Friday, January 18, 2013

De-Vegetarianizing

I've made my fair share of bad decisions.  None have been truly awful, nothing that could leave me racked out on the floor of an opium den or at the bottom of a cement mixer in New Jersey.  Often, my worst decisions are rooted in acts of omission or the dull addictive safety of logic. So perhaps it follows that my best decisions are usually based on impulse and gut feeling.  When I take action for inexplicable or foolish reason, I am immensely proud I overcame my own "don't s" and "shouldn't s".

One memorably thoughtless good decision I made was senior year of college at three am, an hour typically reserved for booty calls and future life regrets.  I was at my parents' house for winter break, wandering the hallways with the soul-searching insomnia of a 21 year old one week too long in suburbia.  As with all good soul searches, I ended up looking for answers in the fridge.

Pawing through its contents, I took one judicious bite of everything: pickle spear, spoonful of whipped cream, smidge of spinach quiche, nibble of gruyere, rice pliaf topped with homemade blueberry jam... (gross, I know, but if you've never done this you're either lying or missing out).  And then I found an unexpected prize: a cornish game hen, the whole oven roasted bird nestled in golden glory inside a tupperware box.

I had been a vegetarian for six years, with only the occasional fish crossing my plate.  My reasons were ecological, but it was pretty easy holding the moral high ground when I never really missed eating meat.  Or if I did, the profusion of vegetarian potlucks endemic to a liberal arts campus were there to shore me up.  Avoiding temptation had been relatively easy...until I saw that cornish game hen, sitting in the soft glow of the fridge light, promising all the comfort of home cooking, the savory bouquet of rosemary and thyme.

Suddenly, every cell of my body was screaming for meat, throwing a hormonal fit like a bratty kid in a candy shop.  I was dizzy, I was weak with lack of protein, I would not make it back upstairs to my bed without at least one small bite of that roasted meat perfection.

I didn't microwave it, I didn't grab a plate, knife, or fork; I went Viking on that hen.
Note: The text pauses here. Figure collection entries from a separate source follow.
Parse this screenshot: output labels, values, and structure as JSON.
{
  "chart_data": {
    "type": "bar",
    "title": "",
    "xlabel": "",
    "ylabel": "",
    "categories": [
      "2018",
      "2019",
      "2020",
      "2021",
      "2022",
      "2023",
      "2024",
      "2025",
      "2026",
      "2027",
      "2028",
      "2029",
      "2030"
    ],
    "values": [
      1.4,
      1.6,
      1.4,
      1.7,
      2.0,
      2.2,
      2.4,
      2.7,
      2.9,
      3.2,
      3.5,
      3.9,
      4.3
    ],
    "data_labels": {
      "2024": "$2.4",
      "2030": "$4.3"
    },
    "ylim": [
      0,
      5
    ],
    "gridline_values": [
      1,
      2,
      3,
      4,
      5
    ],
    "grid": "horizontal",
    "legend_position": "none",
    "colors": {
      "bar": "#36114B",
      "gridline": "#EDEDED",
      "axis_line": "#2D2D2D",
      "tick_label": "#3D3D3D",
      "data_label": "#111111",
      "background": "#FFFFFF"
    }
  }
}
Sitting in the cold pale pool of light cast by the open fridge door, I barely took breaths between bites.  Drumsticks, wings, dark meat, light meat.  Blood roared in my ears.  Molten greasy roasted gold coursed through my veins.  Feathers fogged my vision.  When I was done my savage attack all that remained was a tiny pile of bones, perfectly white and picked clean.

Six years of moral decisiveness came to a close, six years of health problems were soon to be behind me. I was out of body, floating, full of energy.   This was way beyond booze or pot, this was meat.  I felt amazing, human, omnivorous.       

De-vegetarianizing was a slow process and I'm still a proponent of limited, sustainable meat consumption and respect those who keep vegetarian, whatever their reasons.  But letting myself dig into that hen set the stage for a basic truth I have come to learn in life after college, after the scripted to-do list ended:  there is a beauty and a freedom in cutting lose and following your gut.  Even if it wants to eat a whole hen at 3 am.